Indick, William The Journal of Psychology, 2002, 136(1), 21–36
In this article the author makes a case for the usefulness of the dialectical method as opposed to empirical methods, for studying evolutionary and moral psychology.
The dialectic method is when a hypothesis is presented, and then a second opposite hypothesis is introduced. Through dialogue and argument a third hypothesis emerges and is eventually agreed upon. However, the method always leaves the door open for additional hypotheses; therefore there can be no absolute truth. Instead of facts there are better interpretations of evidence. An argument does not need quantifiable variables to be legitimate. It only needs to prove how it “logically integrates previous arguments while incorporating or addressing conflicting arguments.”
The dialectical method is especially useful in social sciences such as evolutionary and moral psychology, and sociology.
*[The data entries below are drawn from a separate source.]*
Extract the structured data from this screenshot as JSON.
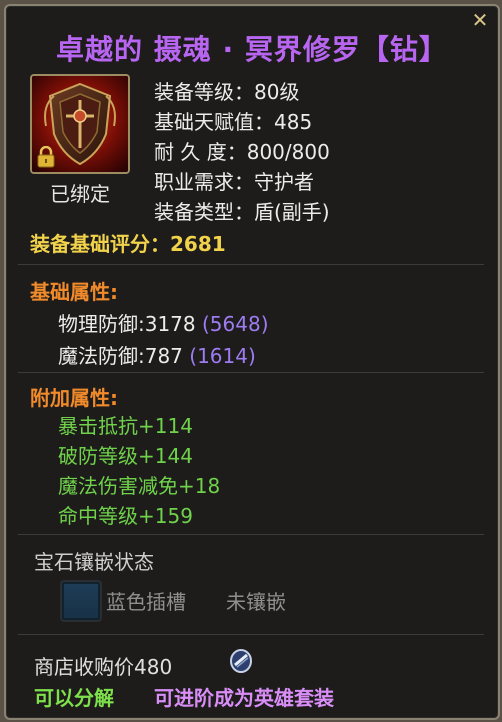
{
  "item": {
    "title": "卓越的 摄魂 · 冥界修罗【钻】",
    "bound_label": "已绑定",
    "stats": [
      {
        "label": "装备等级：",
        "value": "80级"
      },
      {
        "label": "基础天赋值：",
        "value": "485"
      },
      {
        "label": "耐 久 度：",
        "value": "800/800"
      },
      {
        "label": "职业需求：",
        "value": "守护者"
      },
      {
        "label": "装备类型：",
        "value": "盾(副手)"
      }
    ],
    "score_label": "装备基础评分：",
    "score_value": "2681"
  },
  "base_attributes": {
    "heading": "基础属性:",
    "items": [
      {
        "label": "物理防御:3178",
        "max": "(5648)"
      },
      {
        "label": "魔法防御:787",
        "max": "(1614)"
      }
    ]
  },
  "extra_attributes": {
    "heading": "附加属性:",
    "items": [
      "暴击抵抗+114",
      "破防等级+144",
      "魔法伤害减免+18",
      "命中等级+159"
    ]
  },
  "gems": {
    "heading": "宝石镶嵌状态",
    "slot_label": "蓝色插槽",
    "slot_state": "未镶嵌"
  },
  "footer": {
    "shop_price": "商店收购价480",
    "tradable": "可以分解",
    "upgrade": "可进阶成为英雄套装"
  },
  "icons": {
    "close": "close-icon",
    "item": "shield-item-icon",
    "lock": "lock-icon",
    "currency": "coin-icon"
  },
  "colors": {
    "title": "#b866f2",
    "section": "#f08a2a",
    "score": "#f1d24b",
    "bonus": "#6fd24a",
    "upgrade": "#d98ef7"
  }
}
The strengths of the dialectical method is that it allows for adjustments in thinking as long as long the arguments relate to the subject matter. Another strength is that it allows for non- quantifiable variables to be easily included in forming hypotheses.
From an intelligence perspective the dialectical method is likely to be useful in more long-term and strategic situations because it can incorporate potential paradigm shifts into the intelligence process. However, because the dialectic method is open-ended by its nature it is likely to not be a useful analytical method at the tactical level.